'Live' blog of Dubai resident climbing Mt Everest - Week Three

Image

I started my two-month expedition to Mount Everest with a flight to Nepal’s capital Kathmandu yesterday.

The Democratic Republic of Nepal is a land-locked country located in the Himalayas in South Asia, bordered in the north by the People's Republic of China and to the west, south and east by the Republic of India.

Nepal is probably best known for being home to the world's highest mountain, Mount Everest, or Sagarmatha as the mountain is called in Nepali. However, the country is much more than just Mount Everest. In fact, Nepal is home to eight of the 14 highest mountains in the world, known as the eight-thousanders: Mount Everest (8850m), Kanchenjunga (8586m), Lhotse (8516m), Makalu (8485m), Cho Oyu (8201m), Dhaulagiri I (8167m), Manaslu (8163m) and Annapurna I (8091m). In addition, there are 240 peaks over 20,000 feet (6096m), so it’s a real dream destination for mountaineers like me.

This is my third trip in the last 18 months to Nepal. The previous two trips have been related to helping out a local school, Surya Vinayak.

The school is located in Bhaktapur, a small town about 13 kilometers east of Kathmandu, on the old traded route to Tibet. We came across the school a bit by accident when my wife Delanii did a volunteering holiday in Nepal last year and were impressed with their commitment to accept and integrate children with disabilities into the normal classrooms – something not customary in Nepal.

The school operates on a very small budget and still struggles to make ends meet, so last year we raised some money from my classmates at London Business School in Dubai and then worked with the principal Mrs Bina and her husband Mr Suresh to identify and prioritize a number of projects to improve the school.

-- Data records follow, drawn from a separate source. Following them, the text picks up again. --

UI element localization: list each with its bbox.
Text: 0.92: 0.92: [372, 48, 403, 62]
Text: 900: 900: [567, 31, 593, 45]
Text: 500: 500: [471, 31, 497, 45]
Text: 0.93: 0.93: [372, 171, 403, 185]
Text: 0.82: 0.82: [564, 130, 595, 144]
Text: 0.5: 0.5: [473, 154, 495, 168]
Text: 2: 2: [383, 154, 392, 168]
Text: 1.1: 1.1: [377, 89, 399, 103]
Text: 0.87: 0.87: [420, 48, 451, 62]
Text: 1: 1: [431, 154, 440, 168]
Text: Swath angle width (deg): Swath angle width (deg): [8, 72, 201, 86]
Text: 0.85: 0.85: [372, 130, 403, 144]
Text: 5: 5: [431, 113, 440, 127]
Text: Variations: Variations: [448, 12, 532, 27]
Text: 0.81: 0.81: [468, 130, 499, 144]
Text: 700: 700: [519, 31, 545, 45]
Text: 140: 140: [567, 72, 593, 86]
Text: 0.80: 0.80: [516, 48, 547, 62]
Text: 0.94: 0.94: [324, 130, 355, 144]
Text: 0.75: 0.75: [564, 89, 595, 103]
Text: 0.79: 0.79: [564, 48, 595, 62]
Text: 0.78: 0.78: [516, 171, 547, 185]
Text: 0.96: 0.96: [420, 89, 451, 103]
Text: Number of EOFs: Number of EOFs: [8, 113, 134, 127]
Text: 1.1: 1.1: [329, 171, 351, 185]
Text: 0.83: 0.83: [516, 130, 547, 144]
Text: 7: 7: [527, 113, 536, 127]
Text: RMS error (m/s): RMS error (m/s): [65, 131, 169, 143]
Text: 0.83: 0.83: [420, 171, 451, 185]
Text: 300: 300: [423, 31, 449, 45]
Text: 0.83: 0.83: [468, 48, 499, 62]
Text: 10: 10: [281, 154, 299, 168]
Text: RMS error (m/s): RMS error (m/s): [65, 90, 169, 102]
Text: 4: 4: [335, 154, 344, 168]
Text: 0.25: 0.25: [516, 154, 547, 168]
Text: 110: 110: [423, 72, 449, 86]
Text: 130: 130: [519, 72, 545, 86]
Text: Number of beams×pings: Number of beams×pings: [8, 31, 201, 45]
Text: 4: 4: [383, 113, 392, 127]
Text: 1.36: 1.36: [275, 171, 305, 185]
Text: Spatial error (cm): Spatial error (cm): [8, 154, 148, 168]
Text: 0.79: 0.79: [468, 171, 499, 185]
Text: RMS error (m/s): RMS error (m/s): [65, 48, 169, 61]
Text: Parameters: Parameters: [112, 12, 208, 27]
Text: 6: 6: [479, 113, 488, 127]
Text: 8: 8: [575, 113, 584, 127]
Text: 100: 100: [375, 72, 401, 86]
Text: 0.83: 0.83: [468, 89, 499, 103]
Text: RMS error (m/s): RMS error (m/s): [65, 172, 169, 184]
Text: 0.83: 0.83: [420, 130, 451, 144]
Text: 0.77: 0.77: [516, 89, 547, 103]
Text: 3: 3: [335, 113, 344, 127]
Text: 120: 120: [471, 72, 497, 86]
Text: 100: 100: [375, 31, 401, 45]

Surya Vinayak manages to educate a child for a year for just US$100, so realizing how a small amount of money can make a huge difference in the lives of the children has been a great experience as comparing whether to eat out or put the money aside to educate a child for a year doesn’t require a long consideration.

I visited the school this morning and as usual was met with happy faces. Mrs Bina and Mr Suresh showed me how the donations had helped establish many improvements including bathrooms linked to the sewage system as well as hand washing basins to replace the previously used buckets.

The children were in the middle of their exams, but had a few minutes to also tell me how they were enjoying the paving on top of the old clay yard as well as a table tennis table, which left me with no doubt that the efforts of our friends were much appreciated. Now I can shift my focus to the main project I’m here for – climbing Mount Everest!